Infidelidade na mata
É habitual cruzarem-se numa mata algures. Certa vez, houve um imprevisto quando ela furou um pneu. Francisco mudou-o e, obviamente, sujou-se. Como explicaria à cônjuge tal estado numa suposta ida à farmácia? “A minha sorte foi ter entrado pela garagem e conseguido mudar de roupa sem ela ver”, diz, temendo a pandemia. “Há sempre esse receio, nem que seja inconsciente. Se souber que ela não se protege, falamos e não colocamos ninguém em risco.”
Ainda assim, a adrenalina dispara. “É muito boa quando se correm riscos. Não estou a pensar no risco de contrair o vírus; é mais no de ser apanhado”, exalta. Sem compromisso, conta ainda que o caso leva quatro anos – até esconde outro telemóvel para combinar tais encontros – mas não equaciona, “por enquanto”, o divórcio. “Gosto da minha família.”
“NÃO ESTOU A PENSAR NO RISCO DE CONTRAIR O VÍRUS; É MAIS NO DE SER APANHADO”, DIZ UM INFIEL EM TRÁS-OS-MONTES
O ciberengate pode resultar para começo de conversa, revela à SÁBADO Manuel. Sendo assíduo do Tinder e do Instagram, este solteiro de 27 anos e porte atlético conhece mulheres atraentes com facilidade. “Tenho encontrado mais aventureiras do que eu.” Em tempos de pandemia sente, naturalmente, mais medo e tenta isolar-se em regime de teletrabalho na área do Design e Marketing em casa, no Porto. Mas o desejo prevalece ao dever cívico. Passado o susto inicial decorrente de notícias sobre os números de infetados em Itália e Espanha, Manuel retomou a rotina.

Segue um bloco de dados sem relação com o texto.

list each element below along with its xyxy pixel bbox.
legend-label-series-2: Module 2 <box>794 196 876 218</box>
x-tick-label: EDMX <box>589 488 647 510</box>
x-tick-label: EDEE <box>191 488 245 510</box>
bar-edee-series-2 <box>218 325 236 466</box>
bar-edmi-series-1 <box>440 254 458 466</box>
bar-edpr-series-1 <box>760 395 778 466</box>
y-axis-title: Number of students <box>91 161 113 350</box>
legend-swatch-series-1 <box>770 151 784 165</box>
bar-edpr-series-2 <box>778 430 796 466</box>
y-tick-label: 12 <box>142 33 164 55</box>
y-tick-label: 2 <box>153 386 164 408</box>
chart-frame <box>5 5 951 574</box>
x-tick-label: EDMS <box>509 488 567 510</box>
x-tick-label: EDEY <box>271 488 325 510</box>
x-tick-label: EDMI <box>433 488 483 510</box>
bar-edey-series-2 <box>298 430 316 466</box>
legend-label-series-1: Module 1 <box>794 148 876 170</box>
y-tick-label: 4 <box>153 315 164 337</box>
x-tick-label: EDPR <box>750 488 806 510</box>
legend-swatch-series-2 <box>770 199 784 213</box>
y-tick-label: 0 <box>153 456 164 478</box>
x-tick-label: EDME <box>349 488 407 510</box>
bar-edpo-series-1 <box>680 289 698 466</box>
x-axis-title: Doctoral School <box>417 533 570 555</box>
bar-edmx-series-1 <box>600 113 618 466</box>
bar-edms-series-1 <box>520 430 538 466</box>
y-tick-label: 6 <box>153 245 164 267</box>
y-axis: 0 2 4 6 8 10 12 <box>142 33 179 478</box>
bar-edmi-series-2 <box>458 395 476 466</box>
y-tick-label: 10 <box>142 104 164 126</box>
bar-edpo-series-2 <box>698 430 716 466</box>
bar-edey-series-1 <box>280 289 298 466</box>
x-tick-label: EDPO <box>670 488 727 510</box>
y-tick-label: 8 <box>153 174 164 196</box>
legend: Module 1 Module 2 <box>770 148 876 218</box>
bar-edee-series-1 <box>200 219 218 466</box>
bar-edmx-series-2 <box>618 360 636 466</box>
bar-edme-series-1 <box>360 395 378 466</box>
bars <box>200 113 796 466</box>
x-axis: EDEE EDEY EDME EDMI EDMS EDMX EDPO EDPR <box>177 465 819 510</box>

Há dias em que faz muitos quilómetros para estar com alguém, seguindo um mesmo critério: “Só vou ter com mulheres que dizem que estão por casa há muito tempo. Falamos antes e avaliamos o risco antes dos encontros.”
Incapaz de se apaixonar após um desgosto amoroso recente, Manuel recorre ao apoio especializado do sexólogo António Américo Salema. A avaliar pela prática clínica, via online, o especialista diz que “os contactos sexuais não têm diminuído em função deste contexto”. Os pacientes que não sejam hipocondríacos ou paranoides assumem que gostam de correr riscos. “O desejo pode estar adormecido pelo medo, mas está lá. Ganha uma dimensão forte.” Mas o terapeuta contrapõe: “Importa parar e refletir. Devemos ter comportamentos que nos ajudem a uma vida futura.”
O risco pode ser sinónimo de recaída para Rui. No mesmo dia, 17 de março, em que recebeu a notícia de que seria despedido de um restaurante em Lisboa, o cozinheiro desceu ao Algarve rumo à casa do ex-namorado. Aos 29 anos, encara a quarentena como “uma prova de fogo emocional”. O cenário pode ajudá-los, numa casa de inspiração marroquina, com piscina e rodeada de buganvílias. “Nunca me senti como um convidado. A tensão é muito maior em Lisboa do que aqui.”